Lastly, Ethernet was not designed to be a lossless network, and Automotive applications require guaranteed bandwidth and latency for safety reasons. However, it was during this time that the Automotive industry would start to recognize the key benefits of Ethernet: reduced cost, proven interoperability, and network ubiquity.
“Automotive Ethernet” - Improvements to Previous Ethernet PHYs
After recognizing the benefits of Ethernet over other comparable technologies, the automotive industry kept a watchful eye on developments within IEEE 802. A few years later, the IEEE 802.1 Working Group started developing Time Sensitive Network (TSN) specifications that would remedy the guaranteed bandwidth and latency concerns. Since the TSN specifications were creating a way to solve the latency issue, the need for an automotive-specific Ethernet PHY could be discussed.

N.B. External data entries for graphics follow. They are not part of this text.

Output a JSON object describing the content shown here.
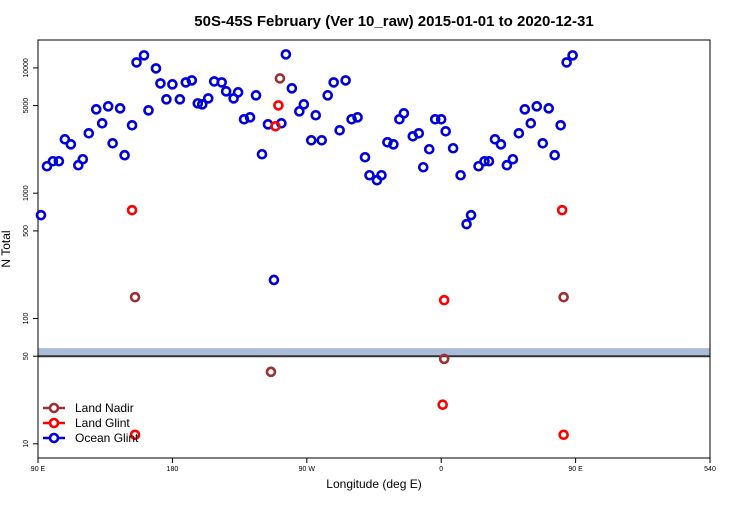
{
  "chart_data": {
    "type": "scatter",
    "title": "50S-45S February (Ver 10_raw)   2015-01-01 to 2020-12-31",
    "xlabel": "Longitude (deg E)",
    "ylabel": "N Total",
    "xlim": [
      90,
      540
    ],
    "xticks": [
      {
        "value": 90,
        "label": "90 E"
      },
      180,
      {
        "value": 270,
        "label": "90 W"
      },
      {
        "value": 360,
        "label": "0"
      },
      {
        "value": 450,
        "label": "90 E"
      },
      540
    ],
    "ylim": [
      7.7,
      16700
    ],
    "yscale": "log",
    "yticks": [
      10,
      50,
      100,
      500,
      1000,
      5000,
      10000
    ],
    "band": {
      "ylim": [
        50,
        58
      ],
      "color": "#a9bcd9"
    },
    "reference_line": {
      "value": 50,
      "color": "#333333"
    },
    "legend": "lower left",
    "series": [
      {
        "name": "Land Nadir",
        "color": "#993333",
        "x": [
          155,
          252,
          246,
          362,
          442
        ],
        "values": [
          148,
          8240,
          37.5,
          47.6,
          148
        ]
      },
      {
        "name": "Land Glint",
        "color": "#ff0000",
        "x": [
          153,
          155,
          251,
          249,
          362,
          361,
          441,
          442
        ],
        "values": [
          732,
          11.8,
          5020,
          3420,
          140,
          20.5,
          732,
          11.8
        ]
      },
      {
        "name": "Ocean Glint",
        "color": "#0000dd",
        "x": [
          92,
          96,
          100,
          104,
          108,
          112,
          117,
          120,
          124,
          129,
          133,
          137,
          140,
          145,
          148,
          153,
          156,
          161,
          164,
          169,
          172,
          176,
          180,
          185,
          189,
          193,
          197,
          200,
          204,
          208,
          213,
          216,
          221,
          224,
          228,
          232,
          236,
          240,
          244,
          248,
          253,
          256,
          260,
          265,
          268,
          273,
          276,
          280,
          284,
          288,
          292,
          296,
          300,
          304,
          309,
          312,
          317,
          320,
          324,
          328,
          332,
          335,
          341,
          345,
          348,
          352,
          356,
          360,
          363,
          368,
          373,
          377,
          380,
          385,
          389,
          392,
          396,
          400,
          404,
          408,
          412,
          416,
          420,
          424,
          428,
          432,
          436,
          440,
          444,
          448
        ],
        "values": [
          668,
          1641,
          1799,
          1799,
          2692,
          2455,
          1672,
          1866,
          3006,
          4670,
          3612,
          4935,
          2502,
          4755,
          2009,
          3483,
          11060,
          12590,
          4585,
          9910,
          7520,
          5610,
          7390,
          5610,
          7660,
          7950,
          5210,
          5120,
          5710,
          7800,
          7660,
          6500,
          5710,
          6380,
          3890,
          4030,
          6040,
          2046,
          3546,
          203,
          3612,
          12820,
          6870,
          4500,
          5120,
          2644,
          4190,
          2644,
          6040,
          7660,
          3178,
          7950,
          3890,
          4030,
          1936,
          1391,
          1270,
          1391,
          2548,
          2455,
          3890,
          4340,
          2846,
          3006,
          1611,
          2243,
          3890,
          3890,
          3120,
          2284,
          1391,
          566,
          668,
          1641,
          1799,
          1799,
          2692,
          2455,
          1672,
          1866,
          3006,
          4670,
          3612,
          4935,
          2502,
          4755,
          2009,
          3483,
          11060,
          12590
        ]
      }
    ]
  }
}
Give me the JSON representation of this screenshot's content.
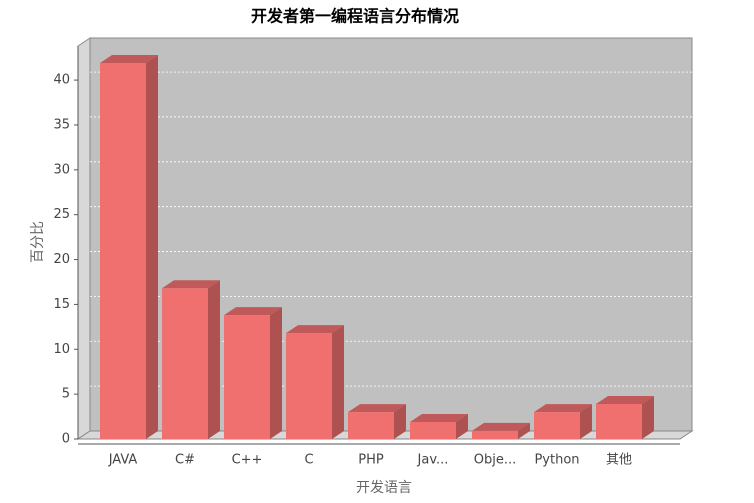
{
  "chart_data": {
    "type": "bar3d",
    "title": "开发者第一编程语言分布情况",
    "x_label": "开发语言",
    "y_label": "百分比",
    "categories": [
      "JAVA",
      "C#",
      "C++",
      "C",
      "PHP",
      "Jav...",
      "Obje...",
      "Python",
      "其他"
    ],
    "values": [
      41.9,
      16.8,
      13.8,
      11.8,
      3.0,
      1.9,
      0.9,
      3.0,
      3.9
    ],
    "color": "#f07070",
    "ylim": [
      0,
      43.8
    ],
    "yticks": [
      0,
      5,
      10,
      15,
      20,
      25,
      30,
      35,
      40
    ],
    "grid": true
  }
}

In 2012, ambassadors of the automotive industry attended the IEEE 802.3 Working Group meeting to build consensus to create an Ethernet PHY project specific to the automotive industry’s needs. In the six years since that decisive meeting, there have been three IEEE 802.3 projects specific to the automotive market including 100 Mbps and 1000 Mbps PHY definitions. Both PHYs are specified to operate over 15 meters of a single unshielded twisted-pair cable, half as much cabling as 100BASE-TX and one quarter the cabling needed for 1000BASE-T, leading to weight and cost reductions when installing the vehicle cable harness.
They also have improved EMC requirements to accommodate the harsh RF environment of a motor vehicle. These characteristics combined with the IEEE 802.1 TSN protocols, create a cost competitive solution that is reliable, high bandwidth, and multi-vendor interoperable, allowing for greater network flexibility and scaling, while lowering complexity and cost.